Composting  has been going on since the first leaf fell to the ground and began it’s decomposition. Home composting is the managed process of combining brown and green organic matter in way that accelerates that decomposition.

Home composting  is accomplish by layering both garden trimmings and kitchen scraps with the right amount of air, moisture and heat.  Billions of microbes in the organic matter break down the mixture leaving a rich soil conditioner and fertilizer.

Where to compost.
Some folks build their compost pile in heap in a corner of the backyard. Others use chicken wire enclosures, homemade containers or commercial bins. If possible, choose an area in your yard that gets a lot of sun to start your composting. If this isn’t possible, just pick a spot and understand that your compost may take a little longer to “cook”. Most commercial compost bins are black or a very dark green to absorb as much of the sun’s heat as possible. The higher the temperature in your compost, the faster those scraps and clippings will break down.

What to compost.
The microorganisms that break down the organic material in compost need carbon, nitrogen, air and moisture to survive. Brown materials contribute most of the carbon and green materials contain nitrogen. The mixture should be about one part green to three parts brown. The ratio of brown to green is important to keep the pile working.

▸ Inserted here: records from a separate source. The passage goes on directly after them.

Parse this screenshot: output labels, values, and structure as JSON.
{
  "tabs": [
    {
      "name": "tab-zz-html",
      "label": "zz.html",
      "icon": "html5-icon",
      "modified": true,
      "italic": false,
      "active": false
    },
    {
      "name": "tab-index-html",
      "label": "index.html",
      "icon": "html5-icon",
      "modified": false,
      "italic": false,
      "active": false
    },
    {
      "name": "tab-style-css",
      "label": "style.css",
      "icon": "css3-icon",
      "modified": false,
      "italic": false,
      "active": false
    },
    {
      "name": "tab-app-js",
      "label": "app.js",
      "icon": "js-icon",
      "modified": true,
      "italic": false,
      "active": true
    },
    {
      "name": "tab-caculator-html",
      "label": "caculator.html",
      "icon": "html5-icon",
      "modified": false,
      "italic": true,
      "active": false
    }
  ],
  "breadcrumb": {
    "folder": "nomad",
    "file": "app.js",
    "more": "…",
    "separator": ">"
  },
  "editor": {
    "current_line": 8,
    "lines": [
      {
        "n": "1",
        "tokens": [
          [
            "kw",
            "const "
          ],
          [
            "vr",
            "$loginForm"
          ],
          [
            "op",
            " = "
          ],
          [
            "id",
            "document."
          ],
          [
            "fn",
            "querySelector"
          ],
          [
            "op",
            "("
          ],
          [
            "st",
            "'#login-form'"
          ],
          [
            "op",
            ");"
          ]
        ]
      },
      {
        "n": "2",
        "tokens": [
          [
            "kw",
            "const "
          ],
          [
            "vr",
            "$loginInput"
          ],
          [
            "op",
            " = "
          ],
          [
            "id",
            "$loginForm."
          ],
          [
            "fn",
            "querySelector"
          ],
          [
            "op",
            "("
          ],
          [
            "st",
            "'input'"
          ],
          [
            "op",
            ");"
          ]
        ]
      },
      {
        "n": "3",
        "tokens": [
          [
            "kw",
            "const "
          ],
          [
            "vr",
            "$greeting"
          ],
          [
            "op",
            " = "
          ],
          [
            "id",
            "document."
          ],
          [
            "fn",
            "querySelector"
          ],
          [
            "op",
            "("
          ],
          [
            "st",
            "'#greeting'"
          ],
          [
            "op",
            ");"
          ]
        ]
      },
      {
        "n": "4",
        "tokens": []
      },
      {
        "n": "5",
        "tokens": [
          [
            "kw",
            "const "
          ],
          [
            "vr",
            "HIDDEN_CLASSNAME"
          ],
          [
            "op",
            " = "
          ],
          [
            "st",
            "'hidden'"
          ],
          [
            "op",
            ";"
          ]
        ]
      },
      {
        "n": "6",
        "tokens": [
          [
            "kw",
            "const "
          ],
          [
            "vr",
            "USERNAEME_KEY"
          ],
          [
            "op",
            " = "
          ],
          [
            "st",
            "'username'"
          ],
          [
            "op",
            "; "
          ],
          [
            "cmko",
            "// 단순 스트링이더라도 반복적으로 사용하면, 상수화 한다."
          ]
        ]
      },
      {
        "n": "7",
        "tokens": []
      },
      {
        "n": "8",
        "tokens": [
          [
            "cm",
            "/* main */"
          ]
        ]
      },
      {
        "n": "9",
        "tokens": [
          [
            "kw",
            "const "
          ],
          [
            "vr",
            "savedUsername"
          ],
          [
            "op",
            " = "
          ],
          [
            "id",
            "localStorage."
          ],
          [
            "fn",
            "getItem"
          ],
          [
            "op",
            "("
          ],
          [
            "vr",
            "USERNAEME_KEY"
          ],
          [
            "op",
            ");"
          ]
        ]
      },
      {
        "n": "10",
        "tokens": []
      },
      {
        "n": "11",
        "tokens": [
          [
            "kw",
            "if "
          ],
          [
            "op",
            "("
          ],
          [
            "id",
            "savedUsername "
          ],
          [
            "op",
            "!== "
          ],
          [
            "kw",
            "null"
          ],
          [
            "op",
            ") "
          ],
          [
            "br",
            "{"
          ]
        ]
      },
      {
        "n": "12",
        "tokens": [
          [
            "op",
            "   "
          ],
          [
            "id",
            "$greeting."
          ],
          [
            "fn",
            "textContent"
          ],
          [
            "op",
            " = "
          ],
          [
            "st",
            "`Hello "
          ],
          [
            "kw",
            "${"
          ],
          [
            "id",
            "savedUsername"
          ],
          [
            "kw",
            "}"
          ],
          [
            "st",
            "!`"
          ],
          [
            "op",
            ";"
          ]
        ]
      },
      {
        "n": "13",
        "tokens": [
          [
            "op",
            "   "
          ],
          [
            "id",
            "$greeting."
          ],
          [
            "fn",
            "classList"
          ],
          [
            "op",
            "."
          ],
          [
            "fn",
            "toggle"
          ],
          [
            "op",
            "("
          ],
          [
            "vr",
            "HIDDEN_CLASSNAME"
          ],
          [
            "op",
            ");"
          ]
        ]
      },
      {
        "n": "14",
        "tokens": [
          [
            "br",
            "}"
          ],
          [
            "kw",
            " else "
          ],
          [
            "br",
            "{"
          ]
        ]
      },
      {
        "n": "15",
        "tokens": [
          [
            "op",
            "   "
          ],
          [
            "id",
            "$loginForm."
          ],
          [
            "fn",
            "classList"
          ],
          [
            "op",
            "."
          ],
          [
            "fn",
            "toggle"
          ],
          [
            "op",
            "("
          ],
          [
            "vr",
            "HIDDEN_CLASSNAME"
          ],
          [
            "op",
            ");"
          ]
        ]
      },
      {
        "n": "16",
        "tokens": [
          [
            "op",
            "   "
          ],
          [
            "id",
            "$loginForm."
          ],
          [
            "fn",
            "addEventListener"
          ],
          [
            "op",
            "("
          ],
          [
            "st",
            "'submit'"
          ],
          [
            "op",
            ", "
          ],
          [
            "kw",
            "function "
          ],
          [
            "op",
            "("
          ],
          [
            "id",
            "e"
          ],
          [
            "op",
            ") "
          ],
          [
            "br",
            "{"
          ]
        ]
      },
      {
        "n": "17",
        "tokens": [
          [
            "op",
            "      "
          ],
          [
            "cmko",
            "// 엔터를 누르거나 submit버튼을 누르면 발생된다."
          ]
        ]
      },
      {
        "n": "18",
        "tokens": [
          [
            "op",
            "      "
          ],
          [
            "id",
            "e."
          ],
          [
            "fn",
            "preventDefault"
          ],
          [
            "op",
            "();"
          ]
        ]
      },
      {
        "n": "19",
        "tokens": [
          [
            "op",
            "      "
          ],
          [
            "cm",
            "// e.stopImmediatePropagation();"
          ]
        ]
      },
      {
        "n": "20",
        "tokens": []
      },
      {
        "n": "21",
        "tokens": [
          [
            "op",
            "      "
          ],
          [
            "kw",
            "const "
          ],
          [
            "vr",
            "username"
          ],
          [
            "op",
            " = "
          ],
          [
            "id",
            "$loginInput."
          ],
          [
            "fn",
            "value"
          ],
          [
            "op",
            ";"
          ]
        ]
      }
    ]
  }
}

Brown ingredients include things that have already started to decay such as dried leaves, dried grass, straw and dried wood chips. As this material dries out, it changes from a high-nitrogen material into a carbon material. Shredded newspaper with soy ink can also be added to compost in moderation.

Green ingredients include kitchen scraps like fruit, vegetables, coffee grounds, tea bags and eggshells. Garden clippings such as green grass clippings, cut flowers and green leaves – anything from the garden that is still green, not dried, can be added to your compost as a “green” material. The smaller the size of the materials the better because the material will break down more quickly

Do not compost pet waste, meats, oils, dairy products, diseased plants or plants treated with weed killers.

Layering your compost
The first layer should be coarse materials to allow air to be drawn up into the pile from the bottom. Place 4 inches of brush, twigs, and straw as the bed of your compost. Next add a layer of brown materials. On top of that add some good garden soil or compost, this will help get the new batch started faster. Add a layer of green material and repeat – brown, garden soil and green materials. Make sure the layers are no more than four inches high.

Moisten each layer with a fine mist from the garden hose. Too much moisture can cause temperatures to fall within the pile (and make it smell). Too little moisture slows down the decomposition rate and keeps the pile from heating up.

Turning your compost
Compost needs air and must be turned regularly – once a week is good.  If the compost pile isn’t turned it will take a long time for the organic matter to turn into usable compost. It can take from 6 months to two years without turning. The bacteria needs air to survive and get it’s job done. Also, if there isn’t an adequate supply of air the compost may smell.

When it’s ready to use.

The finished compost will have an earthy aroma, dark color, and crumbly texture. Wait until the compost is cold to use, never use it when it is still cooking. If there is any recognizable material in the compost, use a screen to separate this material from the usable compost. Return the unfinished material to the compose pile to complete the process.

It’s now time to add the compost to your in ground or raised bed gardens as a supplement. The newly completed compost will improve your garden’s soil structure by enabling the soil to retain nutrients, water and air more effectively. It will also furnish the essential nutrients your plants need to be healthy and happy.